A number of common loading types for beams and frames are shown in Figure 4.1. This is not an exhaustive list, but shows all the types of loads that we will deal with in this book. Out of these, by far the most common are the top two, *point load* and *uniformly distributed load*. The point load is just a single force acting on a single point on a beam or frame member. The uniformly distributed load, also just called a *uniform load* is a load that is spread evenly over some length of a beam or frame member. In structures, these uniform loads usually come from area loads acting across the face of a floor or wall which must be resisted by a connected beam or column.

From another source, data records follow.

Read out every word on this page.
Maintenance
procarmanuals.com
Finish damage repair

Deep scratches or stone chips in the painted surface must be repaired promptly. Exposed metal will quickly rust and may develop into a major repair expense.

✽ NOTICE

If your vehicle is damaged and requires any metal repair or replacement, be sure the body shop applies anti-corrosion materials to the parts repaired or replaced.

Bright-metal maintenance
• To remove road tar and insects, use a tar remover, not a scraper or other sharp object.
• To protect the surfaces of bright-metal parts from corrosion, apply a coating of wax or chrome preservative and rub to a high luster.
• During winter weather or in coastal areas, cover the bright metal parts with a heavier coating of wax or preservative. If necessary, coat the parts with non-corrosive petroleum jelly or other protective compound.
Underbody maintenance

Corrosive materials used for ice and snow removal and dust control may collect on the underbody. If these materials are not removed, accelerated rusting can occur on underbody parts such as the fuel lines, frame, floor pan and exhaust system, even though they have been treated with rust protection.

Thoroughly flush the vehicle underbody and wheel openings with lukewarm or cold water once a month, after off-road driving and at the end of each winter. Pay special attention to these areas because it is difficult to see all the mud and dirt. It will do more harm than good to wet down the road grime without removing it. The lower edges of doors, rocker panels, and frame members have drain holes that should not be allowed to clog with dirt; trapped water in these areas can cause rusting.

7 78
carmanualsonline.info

This area load is multiplied by a *tributary width*, usually the distance between adjacent beams or columns, to convert the area load to a the uniform line load like the one shown in the figure. These uniform loads are given in units of force per unit distance (for example kN/m). In addition to the uniform load, load may be distributed on structural members in other ways, such as the triangular or trapezoidal distributed loads shown in Figure 4.1 (among others). We will also encounter point moments as shown in the figure. These point moments may often be caused by other members or elements that are connected to the beam or frame member which are not included directly in the free body diagram. More commonly, you will encounter point moments at fixed end reaction locations.

How can we deal with these types of uniform or other distributed loads when performing equilibrium calculations? The way to do this is to consider a equivalent total load or *effective force* caused by the distributed load, which acts at the centroid of the distribution. The location of this centroid is different depending on the type of load distribution as shown on the right side of Figure 4.1. For a uniform load, the effective force is equal to the total load given by the load per unit length multiplied by the total length (or $wL$). This is also equal to the area under the distributed load diagram, in this case a rectangle. For the uniform load, the centroid is at the center of the distribution ($L/2$). This is the location where you would put the effective force in order to use it in equilibrium calculations. For the triangular load, the effective load is again the total load which is equal to the area under the distribution, in this case $wL/2$ ($\frac{1}{2}bh$) and this acts at the centroid of the triangle, which is located at one-third of the length from the high side. For the trapezoidally distributed load, the case is slightly more complex as shown in Figure 4.1.

The point load and point moment do not have any equivalent total load, since they already act at a single point.